On top of that, try adding some other asset classes. Gold is a safe heaven asset, which tends to perform well when markets are in distress. Industrial materials are currently trending downwards, because global manufacturing is suffering. However, soft and agricultural commodities like coffee, wheat and rice could be interesting over the next years. Why? Just combine sanctions with negative effects of global warming and you get some serious supply issues. And that causes prices to increase.
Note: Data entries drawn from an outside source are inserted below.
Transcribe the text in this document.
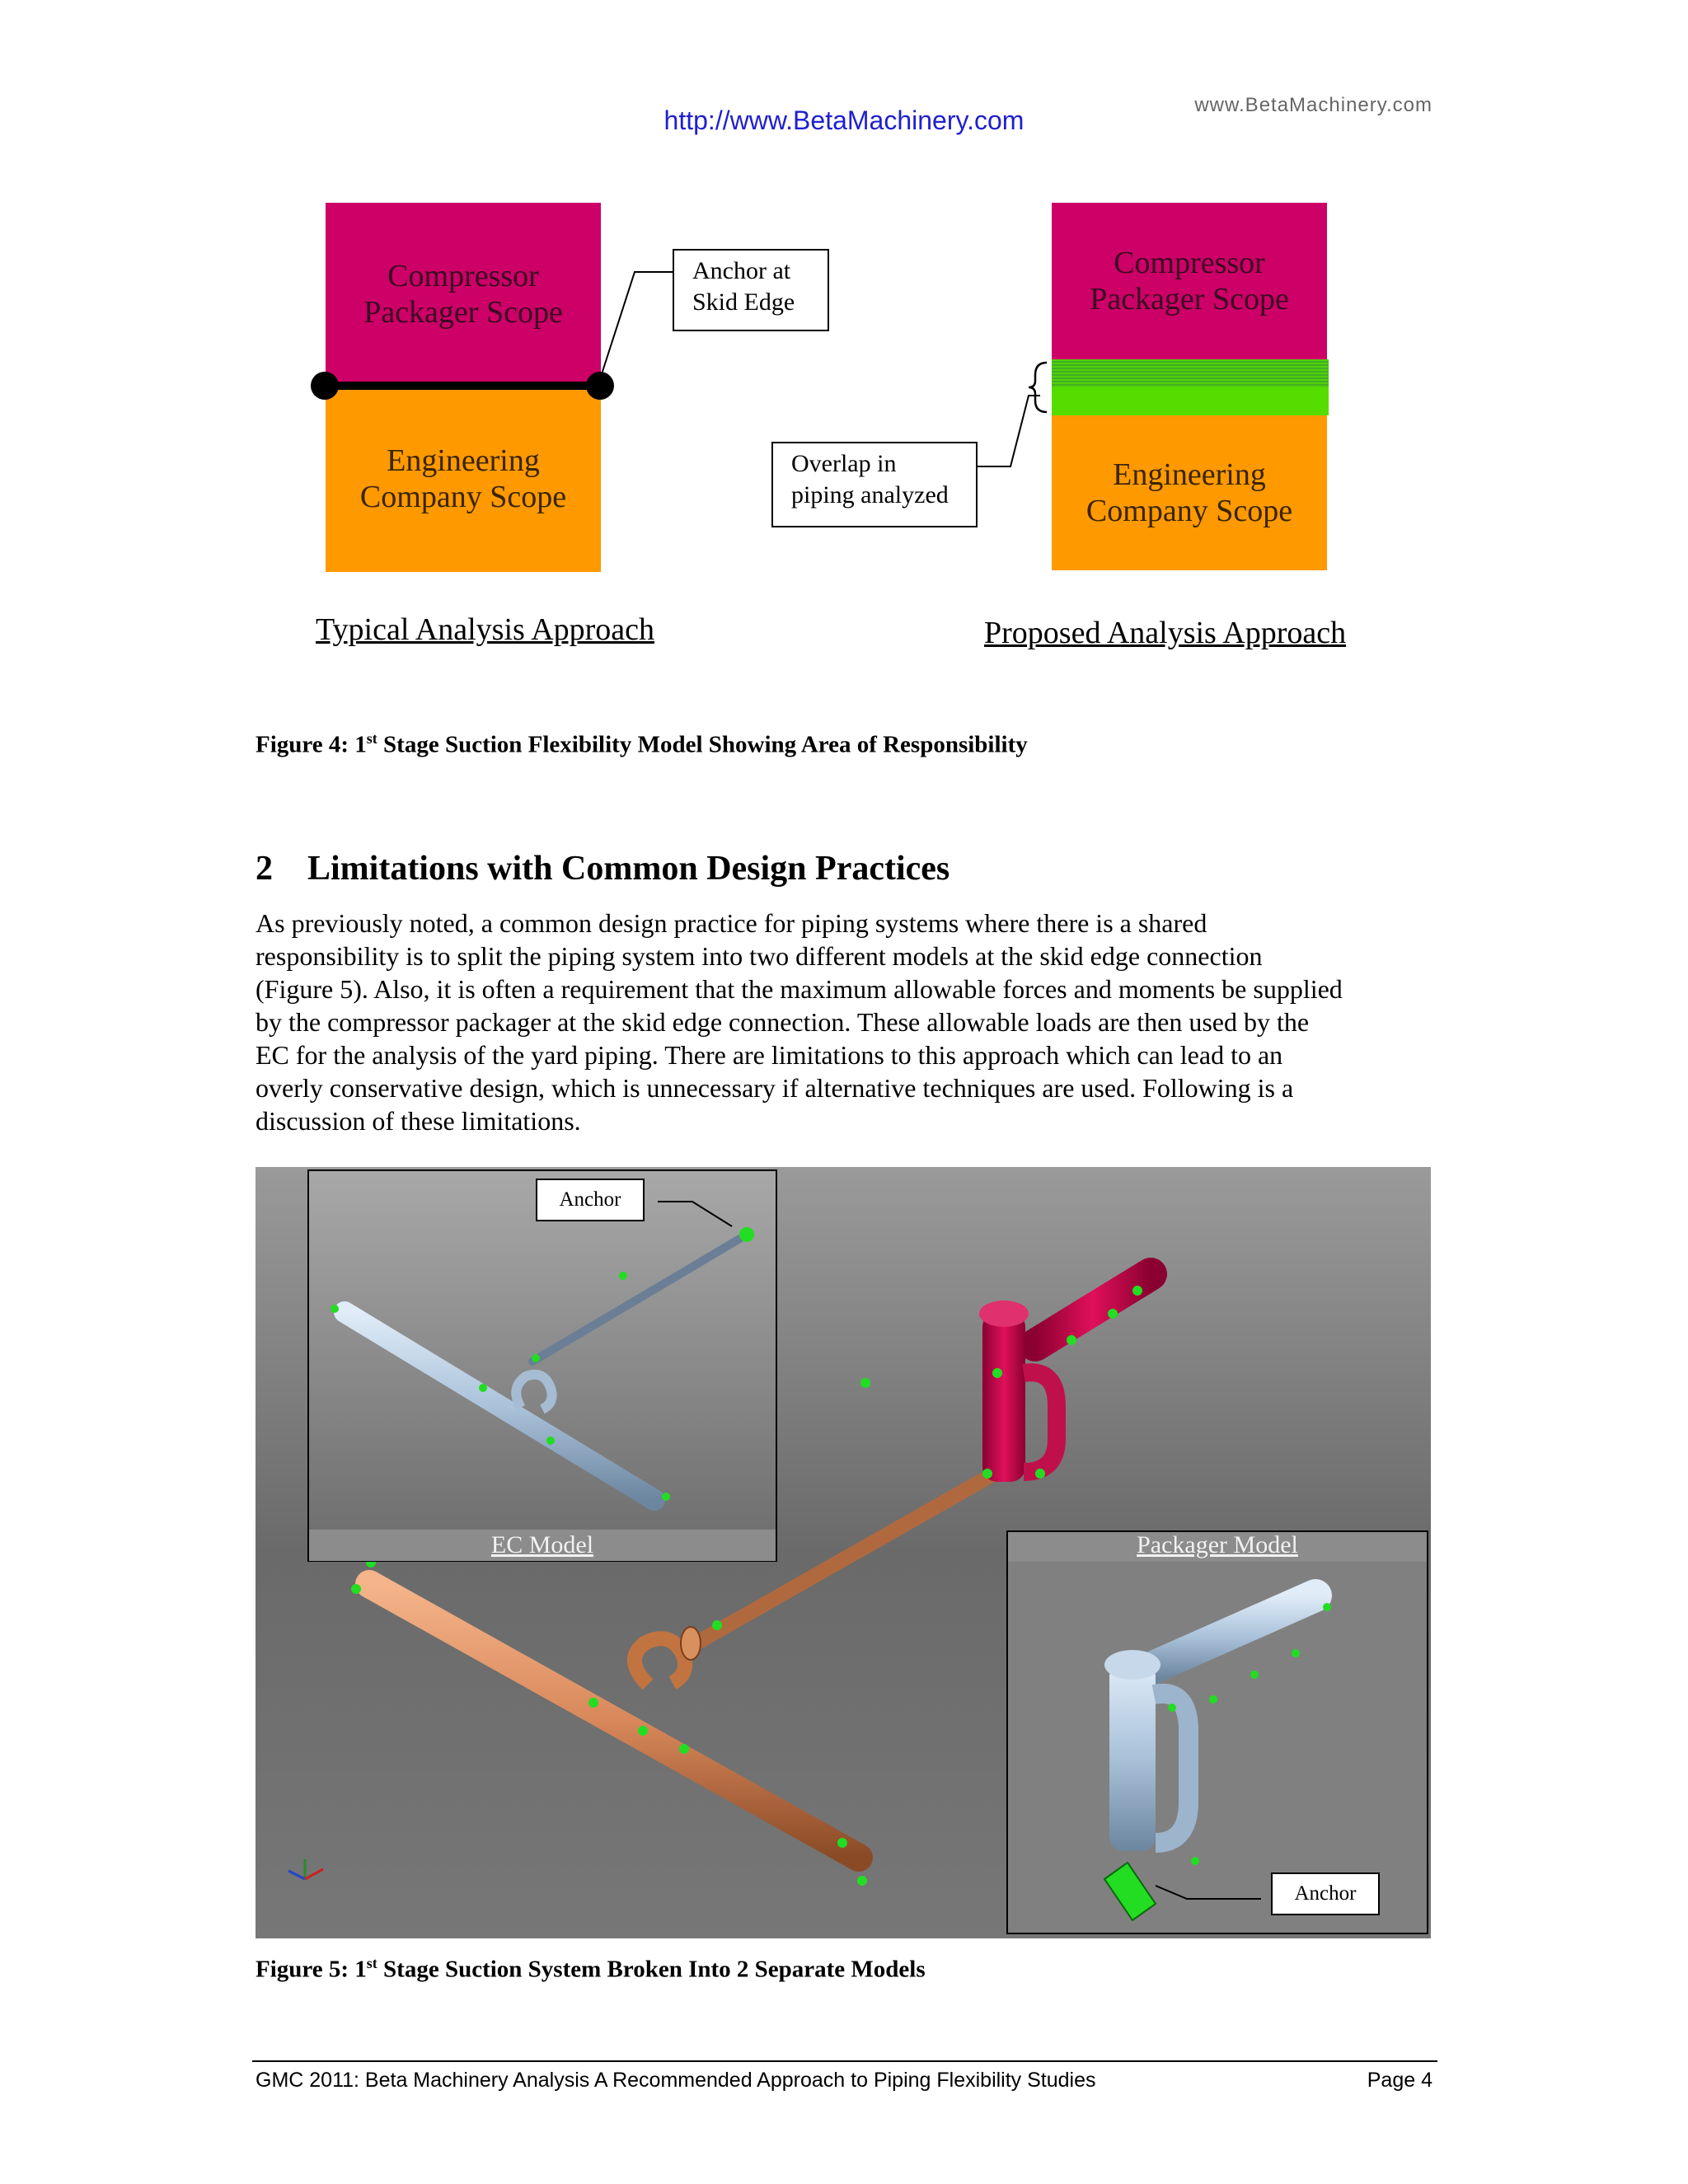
www.BetaMachinery.com
http://www.BetaMachinery.com
Compressor
Packager Scope
Engineering
Company Scope
Anchor at
Skid Edge
Compressor
Packager Scope
Engineering
Company Scope
Overlap in
piping analyzed
Typical Analysis Approach	Proposed Analysis Approach
Figure 4: 1st Stage Suction Flexibility Model Showing Area of Responsibility
2 Limitations with Common Design Practices
As previously noted, a common design practice for piping systems where there is a shared
responsibility is to split the piping system into two different models at the skid edge connection
(Figure 5). Also, it is often a requirement that the maximum allowable forces and moments be supplied
by the compressor packager at the skid edge connection. These allowable loads are then used by the
EC for the analysis of the yard piping. There are limitations to this approach which can lead to an
overly conservative design, which is unnecessary if alternative techniques are used. Following is a
discussion of these limitations.
Anchor
Anchor
EC Model	Packager Model
Figure 5: 1st Stage Suction System Broken Into 2 Separate Models
GMC 2011: Beta Machinery Analysis A Recommended Approach to Piping Flexibility Studies	Page 4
Sorry for being a little pessimistic here. But like I wrote — let's hope for the best but expect the wost.

Good luck & take care.

Disclaimer: The views in this article are the author's personal views. This commentary is provided for general informational purposes only. It does not constitute financial, investment, tax, legal, or accounting advice, nor does it constitute an offer or solicitation to buy or sell any securities referred to. Individual circumstances and current events are critical to sound investment planning; anyone wishing to act on this article should consult with their advisor. The information provided in this article has been obtained from sources believed to be reliable and is believed to be accurate at the time of publishing, but we do not represent that it is accurate or complete, and it should not be relied upon as such. Investing in stocks, bonds, exchange-traded funds, currencies, and commodities involves the risk of loss. Their values change frequently, and past performance is not indicative of future success.